Yeah, that about sums up the differences. I suppose there are a few more finer points, but those seem to be the key ones. Lower case HTML tags mostly, and being less forgiving about closing of tags. It's essntially a "cleaned up" form of HTML, and is supposed to have less incompatible browser quirk issues. It also compresses better, since most page content has more lower case characters than upper case characters, so there is more redundancy between the page content and the markup tags. (Unless it's an AOL page...?
). That and it's easier to type lower case tags.

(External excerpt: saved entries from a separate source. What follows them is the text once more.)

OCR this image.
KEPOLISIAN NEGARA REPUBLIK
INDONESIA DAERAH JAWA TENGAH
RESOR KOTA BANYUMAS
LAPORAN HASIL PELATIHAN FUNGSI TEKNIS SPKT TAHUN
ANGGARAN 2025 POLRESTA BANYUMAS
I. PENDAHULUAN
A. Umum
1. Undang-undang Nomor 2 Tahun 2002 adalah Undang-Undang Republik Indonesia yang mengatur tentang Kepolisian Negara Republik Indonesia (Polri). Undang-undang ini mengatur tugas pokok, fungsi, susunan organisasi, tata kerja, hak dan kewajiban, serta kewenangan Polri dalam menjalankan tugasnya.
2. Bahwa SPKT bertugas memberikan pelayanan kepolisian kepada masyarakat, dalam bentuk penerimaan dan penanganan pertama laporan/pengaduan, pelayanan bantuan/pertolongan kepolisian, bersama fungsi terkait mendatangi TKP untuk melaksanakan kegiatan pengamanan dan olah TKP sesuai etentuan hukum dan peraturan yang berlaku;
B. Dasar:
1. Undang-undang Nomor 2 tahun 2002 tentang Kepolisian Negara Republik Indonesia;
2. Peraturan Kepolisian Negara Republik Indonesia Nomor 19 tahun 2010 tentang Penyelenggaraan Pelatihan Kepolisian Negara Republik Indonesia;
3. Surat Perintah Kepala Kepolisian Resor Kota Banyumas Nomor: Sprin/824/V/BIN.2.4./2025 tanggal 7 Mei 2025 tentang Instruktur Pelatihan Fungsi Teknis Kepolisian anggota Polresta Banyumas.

There is an XHTML validator you can use to check your sites:
http://validator.w3.org/I generally prefer XHTML over HTML, mostly because it seems to be the strictest set of rules, which usually means what you write is pretty much guaranteed to work anywhere. Although, it's not technically a strict subset of HTML. For example, one difference I've come across is that "<BR>" is valid in HTML, whereas "

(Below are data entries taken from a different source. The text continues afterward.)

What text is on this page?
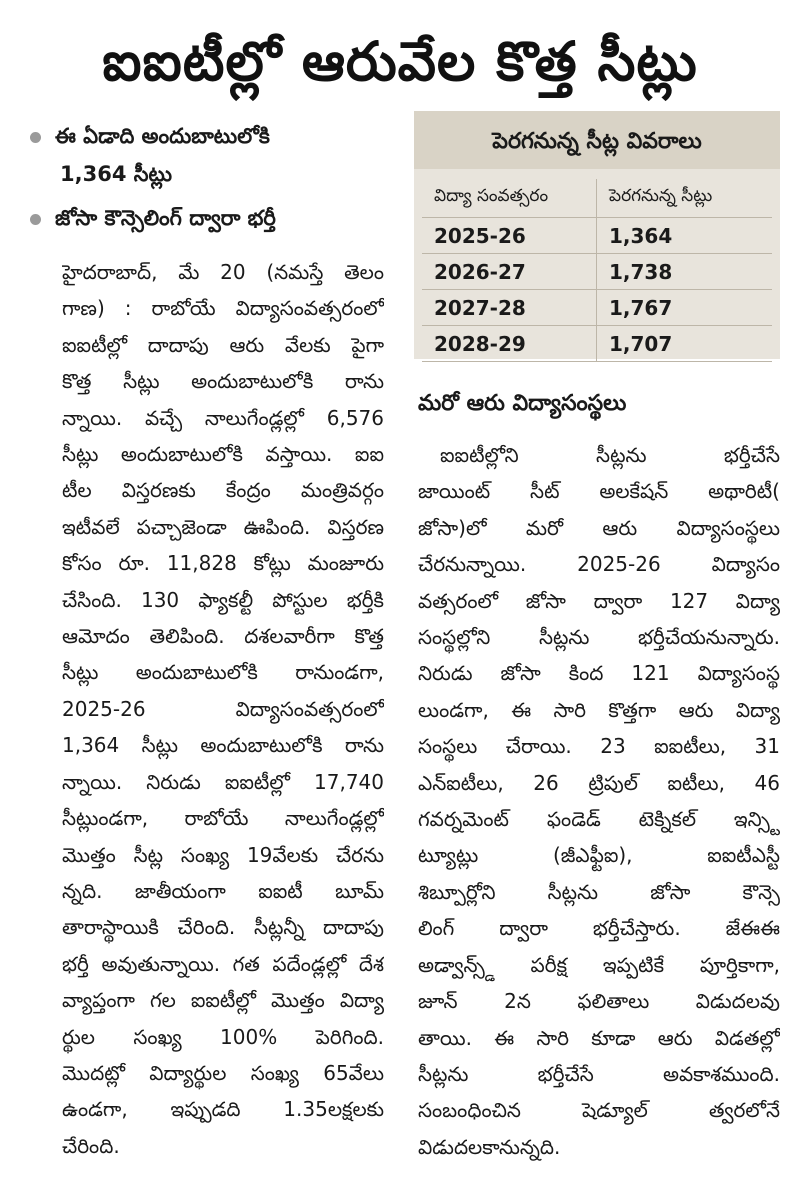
ఐఐటీల్లో ఆరువేల కొత్త సీట్లు
ఈ ఏడాది అందుబాటులోకి
1,364 సీట్లు
జోసా కౌన్సెలింగ్ ద్వారా భర్తీ
హైదరాబాద్, మే 20 (నమస్తే తెలం
గాణ) : రాబోయే విద్యాసంవత్సరంలో
ఐఐటీల్లో దాదాపు ఆరు వేలకు పైగా
కొత్త సీట్లు అందుబాటులోకి రాను
న్నాయి. వచ్చే నాలుగేండ్లల్లో 6,576
సీట్లు అందుబాటులోకి వస్తాయి. ఐఐ
టీల విస్తరణకు కేంద్రం మంత్రివర్గం
ఇటీవలే పచ్చాజెండా ఊపింది. విస్తరణ
కోసం రూ. 11,828 కోట్లు మంజూరు
చేసింది. 130 ఫ్యాకల్టీ పోస్టుల భర్తీకి
ఆమోదం తెలిపింది. దశలవారీగా కొత్త
సీట్లు అందుబాటులోకి రానుండగా,
2025-26 విద్యాసంవత్సరంలో
1,364 సీట్లు అందుబాటులోకి రాను
న్నాయి. నిరుడు ఐఐటీల్లో 17,740
సీట్లుండగా, రాబోయే నాలుగేండ్లల్లో
మొత్తం సీట్ల సంఖ్య 19వేలకు చేరను
న్నది. జాతీయంగా ఐఐటీ బూమ్
తారాస్థాయికి చేరింది. సీట్లన్నీ దాదాపు
భర్తీ అవుతున్నాయి. గత పదేండ్లల్లో దేశ
వ్యాప్తంగా గల ఐఐటీల్లో మొత్తం విద్యా
ర్థుల సంఖ్య 100% పెరిగింది.
మొదట్లో విద్యార్థుల సంఖ్య 65వేలు
ఉండగా, ఇప్పుడది 1.35లక్షలకు
చేరింది.
పెరగనున్న సీట్ల వివరాలు
విద్యా సంవత్సరం	పెరగనున్న సీట్లు
2025-26	1,364
2026-27	1,738
2027-28	1,767
2028-29	1,707
మరో ఆరు విద్యాసంస్థలు
ఐఐటీల్లోని సీట్లను భర్తీచేసే
జాయింట్ సీట్ అలకేషన్ అథారిటీ(
జోసా)లో మరో ఆరు విద్యాసంస్థలు
చేరనున్నాయి. 2025-26 విద్యాసం
వత్సరంలో జోసా ద్వారా 127 విద్యా
సంస్థల్లోని సీట్లను భర్తీచేయనున్నారు.
నిరుడు జోసా కింద 121 విద్యాసంస్థ
లుండగా, ఈ సారి కొత్తగా ఆరు విద్యా
సంస్థలు చేరాయి. 23 ఐఐటీలు, 31
ఎన్ఐటీలు, 26 ట్రిపుల్ ఐటీలు, 46
గవర్నమెంట్ ఫండెడ్ టెక్నికల్ ఇన్స్టి
ట్యూట్లు (జీఎఫ్టీఐ), ఐఐటీఎస్టీ
శిబ్పూర్లోని సీట్లను జోసా కౌన్సె
లింగ్ ద్వారా భర్తీచేస్తారు. జేఈఈ
అడ్వాన్స్డ్ పరీక్ష ఇప్పటికే పూర్తికాగా,
జూన్ 2న ఫలితాలు విడుదలవు
తాయి. ఈ సారి కూడా ఆరు విడతల్లో
సీట్లను భర్తీచేసే అవకాశముంది.
సంబంధించిన షెడ్యూల్ త్వరలోనే
విడుదలకానున్నది.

" is valid in XHTML, and each are invalid in the other format. Basically, XHTML forces you to close every tag, including ones that are always empty (usually with the shorter <tag /> syntax, instead of the longer <tag></tag> syntax). HTML tends to ommit certain end tags when the tag never has any content. Oddly enough though, script tags still need to be given as <script></script> pairs, even if they're just referencing an external JavaScript file. It won't work if you try to use <script /> syntax.
Btw, as for various web languages, here's how their purpose breaks down:
Client Side (parsed/used/executed by the browser):
1) Content and Structure: HTML, XHTML
2) Layout and Appearance: CSS
3) Behavior: JavaScript
Server Side (parsed/used/executed by the web server):
1) Flat files simply served as is: .html (HTML/XHTML), .css, .js
2) Executed, and standard output returned (usually the output is an HTML/XHTML page, but it could be an image, or any other file type):
PHP, Ruby, ASP, Perl, Python, ... pretty much anything you want to use really, including compiled binaries.
2a) Run as a CGI script (like starting a new program, and loading it from disk for each GET request, which can be a little slow). Any language can basically be run this way, usually scripting languages, sometimes compiled binaries. Since the process is isolated from the web server, it won't bring the web server down if it crashes.
2b) Run as an Apache (or other web server) module. These get loaded by the web server when it's started and stay in memory, so they should provide lower latency responses. If the module contains a bug which could cause it to crash, it can bring down the whole web server. PHP is typically run as a module. Note that the previous comment means a bug in the PHP interpreter, not in the PHP script. The PHP interpreter should handle problems with the PHP script by basically terminating the script, without crashing the interpreter, or Apache. Ruby also has a module, although, the use of mod_ruby is somewhat questionable, mainly due to a single shared interpreter instance, and caching of required files, so they won't pick up changes unless you restart the web server. There are other Ruby modules I've heard of but they seem to basically use...
2c) Run as a seperate private internal web server, to which Apache makes proxy requests. To the client, it appears these requests are served directly by the main web server (usually Apache), but are actually served by a more custom built framework, which is usually tied to a specific language. For example, Ruby on Rails seems to use this approach. This would appear to have many of the same performance benefits as an Apache module, but perhaps with a bit of extra latency due to the proxing. Also, flaws in the secondary web server are isolated from the main web server, so if it crashes, it won't bring down the whole web server. It may however bring down that one app. I've heard in the case of a mod_rails though, that it may actually restart any failed secondary servers upon the next request that Apache gets.
I doubt I'd get after anyone for not doing work. It's not like I have time to get a whole lot done anymore. Heck, I probably don't even have the time to chase after other people to get things done.
My intention is that it will be a purely voluntary basis. I would expect people to just work on what interests them, and if something gets done and is reasonably polished, they can post an announcement or send a PM, so it can be reviewed and put up on the site.